Un de vos livres s’intitule « Homère et Dallas » (1991). Quels parallèles existe-t-il entre ces deux œuvres ?

À l’époque, je m’occupais d’un petit garçon qui aimait beaucoup Dallas et il m’arrivait de regarder ce programme avec lui mais en posant un regard scientifique sur la structure de la série américaine. Il se trouve que j’organisais en même temps un séminaire sur Homère et j’ai été frappée de constater que l’une et l’autre histoire utilisaient des « conditions d’énonciation » comparables. Dans l’Odyssée, on rencontre par exemple sans cesse des formules toutes faites. Chaque banquet est ainsi ponctué par la phrase « quand on eut satisfait la soif et la faim » qui permet ensuite d’ouvrir sur un nouvel épisode. Dans la série Dallas, on ne voit jamais de repas mais des apéritifs qui se déroulent toujours de la même façon et débouchent toujours sur les mêmes scènes de discussion familiale. De manière plus générale, ce livre me permettait de mener une critique anthropologique des œuvres littéraires (latines ou grecques) en les traitant non comme des textes mais comme les traces d’actions passées, de pratiques qu’il faut reconstituer pour comprendre à quoi correspondaient ces actes de parole que l’on catalogue, à tort, dans la littérature.

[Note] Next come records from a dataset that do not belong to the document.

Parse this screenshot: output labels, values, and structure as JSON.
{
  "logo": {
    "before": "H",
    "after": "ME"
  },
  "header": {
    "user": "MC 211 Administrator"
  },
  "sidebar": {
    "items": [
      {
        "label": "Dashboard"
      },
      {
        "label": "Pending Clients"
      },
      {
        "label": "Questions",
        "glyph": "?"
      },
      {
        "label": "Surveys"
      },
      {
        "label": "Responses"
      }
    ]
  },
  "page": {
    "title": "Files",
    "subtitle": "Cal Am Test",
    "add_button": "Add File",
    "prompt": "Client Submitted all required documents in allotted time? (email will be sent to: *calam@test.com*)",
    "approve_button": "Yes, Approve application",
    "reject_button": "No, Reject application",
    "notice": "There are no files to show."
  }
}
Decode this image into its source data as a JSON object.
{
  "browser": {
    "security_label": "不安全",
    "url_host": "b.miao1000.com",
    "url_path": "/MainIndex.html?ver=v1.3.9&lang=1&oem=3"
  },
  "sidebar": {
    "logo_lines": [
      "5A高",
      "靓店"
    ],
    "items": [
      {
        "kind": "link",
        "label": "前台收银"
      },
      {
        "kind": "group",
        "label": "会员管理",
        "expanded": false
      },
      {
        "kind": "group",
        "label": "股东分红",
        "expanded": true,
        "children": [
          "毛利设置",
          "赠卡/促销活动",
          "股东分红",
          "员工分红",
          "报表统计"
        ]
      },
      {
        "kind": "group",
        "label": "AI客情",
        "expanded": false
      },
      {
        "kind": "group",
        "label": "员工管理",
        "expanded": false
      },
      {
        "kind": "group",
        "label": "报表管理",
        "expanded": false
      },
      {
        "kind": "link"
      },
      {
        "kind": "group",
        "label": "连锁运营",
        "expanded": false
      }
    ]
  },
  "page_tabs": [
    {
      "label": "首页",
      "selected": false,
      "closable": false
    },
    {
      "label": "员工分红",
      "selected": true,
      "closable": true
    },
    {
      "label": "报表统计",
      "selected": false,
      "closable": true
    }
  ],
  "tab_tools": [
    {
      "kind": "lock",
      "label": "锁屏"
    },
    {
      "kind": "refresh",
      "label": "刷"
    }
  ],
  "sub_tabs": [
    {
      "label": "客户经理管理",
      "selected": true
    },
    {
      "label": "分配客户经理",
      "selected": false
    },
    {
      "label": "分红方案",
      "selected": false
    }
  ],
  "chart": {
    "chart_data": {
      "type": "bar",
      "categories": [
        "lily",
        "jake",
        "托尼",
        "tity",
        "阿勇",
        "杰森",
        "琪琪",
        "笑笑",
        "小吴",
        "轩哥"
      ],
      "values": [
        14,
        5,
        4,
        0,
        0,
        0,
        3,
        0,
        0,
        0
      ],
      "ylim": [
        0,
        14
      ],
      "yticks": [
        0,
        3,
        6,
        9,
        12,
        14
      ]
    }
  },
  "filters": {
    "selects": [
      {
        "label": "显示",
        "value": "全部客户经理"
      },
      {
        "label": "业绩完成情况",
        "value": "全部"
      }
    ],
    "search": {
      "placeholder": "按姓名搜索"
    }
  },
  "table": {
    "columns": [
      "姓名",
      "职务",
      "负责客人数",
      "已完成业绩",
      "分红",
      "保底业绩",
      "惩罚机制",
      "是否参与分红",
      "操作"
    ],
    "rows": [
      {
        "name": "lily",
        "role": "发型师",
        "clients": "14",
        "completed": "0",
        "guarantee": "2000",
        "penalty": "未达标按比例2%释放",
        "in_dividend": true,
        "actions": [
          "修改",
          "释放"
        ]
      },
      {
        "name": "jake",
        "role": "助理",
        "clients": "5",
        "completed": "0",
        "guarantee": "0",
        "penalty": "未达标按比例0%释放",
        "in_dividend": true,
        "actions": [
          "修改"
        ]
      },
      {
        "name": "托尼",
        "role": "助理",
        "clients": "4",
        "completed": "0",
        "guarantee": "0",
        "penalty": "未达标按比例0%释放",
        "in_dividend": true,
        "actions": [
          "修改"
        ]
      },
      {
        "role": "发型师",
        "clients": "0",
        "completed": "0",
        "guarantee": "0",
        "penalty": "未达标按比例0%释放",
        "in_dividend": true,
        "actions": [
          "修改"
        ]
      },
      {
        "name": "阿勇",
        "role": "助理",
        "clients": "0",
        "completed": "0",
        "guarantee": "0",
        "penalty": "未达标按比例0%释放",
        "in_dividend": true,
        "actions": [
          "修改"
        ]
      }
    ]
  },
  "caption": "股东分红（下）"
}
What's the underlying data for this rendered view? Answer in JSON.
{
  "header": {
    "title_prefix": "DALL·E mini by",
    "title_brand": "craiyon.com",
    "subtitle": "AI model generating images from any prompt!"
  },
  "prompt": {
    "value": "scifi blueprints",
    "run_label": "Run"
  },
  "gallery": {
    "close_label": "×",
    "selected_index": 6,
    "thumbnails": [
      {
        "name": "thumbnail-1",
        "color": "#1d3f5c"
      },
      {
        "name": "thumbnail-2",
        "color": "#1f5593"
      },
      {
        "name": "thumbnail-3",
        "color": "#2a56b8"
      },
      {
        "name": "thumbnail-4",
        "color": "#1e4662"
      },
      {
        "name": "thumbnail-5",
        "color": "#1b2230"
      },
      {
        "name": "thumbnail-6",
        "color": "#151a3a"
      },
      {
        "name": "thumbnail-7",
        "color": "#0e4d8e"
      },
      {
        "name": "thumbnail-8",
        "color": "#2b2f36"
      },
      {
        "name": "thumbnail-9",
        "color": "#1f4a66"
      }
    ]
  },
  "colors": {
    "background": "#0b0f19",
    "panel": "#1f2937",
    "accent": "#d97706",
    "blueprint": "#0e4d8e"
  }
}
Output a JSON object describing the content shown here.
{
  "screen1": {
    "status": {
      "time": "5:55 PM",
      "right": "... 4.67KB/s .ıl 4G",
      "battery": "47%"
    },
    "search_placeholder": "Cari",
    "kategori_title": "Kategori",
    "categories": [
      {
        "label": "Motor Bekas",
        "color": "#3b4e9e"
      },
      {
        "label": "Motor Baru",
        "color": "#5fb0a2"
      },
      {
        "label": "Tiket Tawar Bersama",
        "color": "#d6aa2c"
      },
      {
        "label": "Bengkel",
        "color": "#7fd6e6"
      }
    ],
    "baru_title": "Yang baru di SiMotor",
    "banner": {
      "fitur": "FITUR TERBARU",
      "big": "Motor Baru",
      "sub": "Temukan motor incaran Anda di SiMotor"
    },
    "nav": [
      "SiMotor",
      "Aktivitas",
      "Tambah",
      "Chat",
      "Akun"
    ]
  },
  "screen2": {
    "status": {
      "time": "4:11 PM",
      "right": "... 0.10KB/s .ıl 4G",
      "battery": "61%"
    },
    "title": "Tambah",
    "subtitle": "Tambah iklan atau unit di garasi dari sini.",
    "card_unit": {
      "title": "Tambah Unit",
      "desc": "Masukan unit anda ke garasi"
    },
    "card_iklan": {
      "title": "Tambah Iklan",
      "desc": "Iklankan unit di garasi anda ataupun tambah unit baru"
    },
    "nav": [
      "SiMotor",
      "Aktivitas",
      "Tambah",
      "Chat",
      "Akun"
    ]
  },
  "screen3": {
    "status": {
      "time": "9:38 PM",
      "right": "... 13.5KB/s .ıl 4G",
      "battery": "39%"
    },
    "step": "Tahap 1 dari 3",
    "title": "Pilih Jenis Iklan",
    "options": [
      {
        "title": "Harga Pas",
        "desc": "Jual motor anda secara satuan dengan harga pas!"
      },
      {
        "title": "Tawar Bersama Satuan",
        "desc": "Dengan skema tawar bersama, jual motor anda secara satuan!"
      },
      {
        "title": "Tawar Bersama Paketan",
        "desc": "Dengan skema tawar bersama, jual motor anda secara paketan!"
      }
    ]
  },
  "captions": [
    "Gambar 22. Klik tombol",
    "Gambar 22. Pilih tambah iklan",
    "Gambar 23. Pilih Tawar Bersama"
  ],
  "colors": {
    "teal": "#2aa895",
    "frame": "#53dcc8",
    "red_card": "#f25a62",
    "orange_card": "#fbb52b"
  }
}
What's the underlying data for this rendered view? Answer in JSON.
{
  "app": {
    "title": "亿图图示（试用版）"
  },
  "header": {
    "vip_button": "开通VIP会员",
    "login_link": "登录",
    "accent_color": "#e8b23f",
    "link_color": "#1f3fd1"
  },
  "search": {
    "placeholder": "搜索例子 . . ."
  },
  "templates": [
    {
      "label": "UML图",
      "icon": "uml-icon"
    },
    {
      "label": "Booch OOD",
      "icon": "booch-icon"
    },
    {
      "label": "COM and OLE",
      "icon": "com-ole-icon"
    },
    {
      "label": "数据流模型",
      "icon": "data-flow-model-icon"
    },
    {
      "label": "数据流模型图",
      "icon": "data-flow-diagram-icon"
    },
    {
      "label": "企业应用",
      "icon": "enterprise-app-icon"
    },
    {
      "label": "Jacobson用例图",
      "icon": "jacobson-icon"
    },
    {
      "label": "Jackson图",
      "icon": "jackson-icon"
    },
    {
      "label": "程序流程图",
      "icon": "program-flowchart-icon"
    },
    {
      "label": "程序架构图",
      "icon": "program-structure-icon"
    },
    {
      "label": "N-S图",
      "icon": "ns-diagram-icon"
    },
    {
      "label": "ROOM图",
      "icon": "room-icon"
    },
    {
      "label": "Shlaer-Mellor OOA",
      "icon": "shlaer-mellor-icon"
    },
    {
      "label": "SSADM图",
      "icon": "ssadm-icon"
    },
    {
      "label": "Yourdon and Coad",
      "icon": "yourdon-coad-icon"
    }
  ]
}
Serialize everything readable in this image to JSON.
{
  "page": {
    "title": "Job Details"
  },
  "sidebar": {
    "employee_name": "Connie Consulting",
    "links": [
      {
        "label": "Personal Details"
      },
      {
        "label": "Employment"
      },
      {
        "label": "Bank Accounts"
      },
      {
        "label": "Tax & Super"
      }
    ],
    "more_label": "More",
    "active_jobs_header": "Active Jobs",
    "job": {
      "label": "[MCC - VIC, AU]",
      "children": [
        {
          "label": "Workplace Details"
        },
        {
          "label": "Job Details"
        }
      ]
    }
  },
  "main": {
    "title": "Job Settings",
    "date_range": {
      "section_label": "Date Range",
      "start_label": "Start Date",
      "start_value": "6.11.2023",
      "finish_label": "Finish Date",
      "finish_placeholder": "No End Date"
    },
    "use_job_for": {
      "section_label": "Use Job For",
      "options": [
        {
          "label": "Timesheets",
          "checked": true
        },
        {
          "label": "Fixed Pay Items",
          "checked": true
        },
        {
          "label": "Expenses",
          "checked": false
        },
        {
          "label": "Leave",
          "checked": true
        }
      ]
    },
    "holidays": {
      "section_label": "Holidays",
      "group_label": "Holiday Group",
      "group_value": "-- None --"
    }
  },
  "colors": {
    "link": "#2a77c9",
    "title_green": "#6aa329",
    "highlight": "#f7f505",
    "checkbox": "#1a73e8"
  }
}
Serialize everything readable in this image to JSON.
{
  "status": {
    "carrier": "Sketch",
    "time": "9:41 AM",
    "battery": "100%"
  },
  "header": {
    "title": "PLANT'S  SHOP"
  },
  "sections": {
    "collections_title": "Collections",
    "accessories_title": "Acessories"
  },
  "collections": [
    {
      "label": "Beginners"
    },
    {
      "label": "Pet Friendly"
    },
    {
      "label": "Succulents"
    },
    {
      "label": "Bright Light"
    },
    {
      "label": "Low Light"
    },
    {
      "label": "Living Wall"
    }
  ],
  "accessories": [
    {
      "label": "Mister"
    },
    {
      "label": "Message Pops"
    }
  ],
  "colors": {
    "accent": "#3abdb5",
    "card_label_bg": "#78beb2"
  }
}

Vous semblez aimer les séries télévisées car, à en croire un article paru dans le « Monde diplomatique » en 2007, vous vous êtes aussi intéressée à « Rome ».

Je ne suis pas une adepte des séries. Mais celle-ci, Rome, était pour moi insupportable. Elle était manifestement tournée de façon à faire plaisir aux gens en leur montrant ce qu’ils avaient envie de voir. Il y a des scènes de pure fiction, comme celle de l’intronisation de Marc-Antoine comme tribun de la Plèbe, durant laquelle on lui fait dégouliner du sang sur la tête, versé par des sortes de Vestales. Ça n’a jamais existé. Passe encore dans un péplum, mais dans une série qui se veut historique, c’est un peu gênant. La série est truffée de ce genre de contre-vérités. Contrairement à ce que montre un des épisodes, Vercingétorix n’avait pas les cheveux longs ni de moustaches mais il avait une tête de Romain. Et il n’a jamais été étranglé sur le forum. On voit aussi à l’écran les sénateurs voter à main levée dans une salle ronde alors qu’ils se mettaient en réalité à côté de celui qu’ils approuvaient et que cela se passait dans un sénat rectangulaire. Une femme qui aurait un enfant par adultère ne l’aurait jamais gardé comme dans la série mais l’aurait vendu à un marchand d’esclaves. En fait, ce programme ne vise qu’à conforter, par des origines fictives, l’idéologie impérialiste de l’Occident et sa foi dans sa propre évolution morale.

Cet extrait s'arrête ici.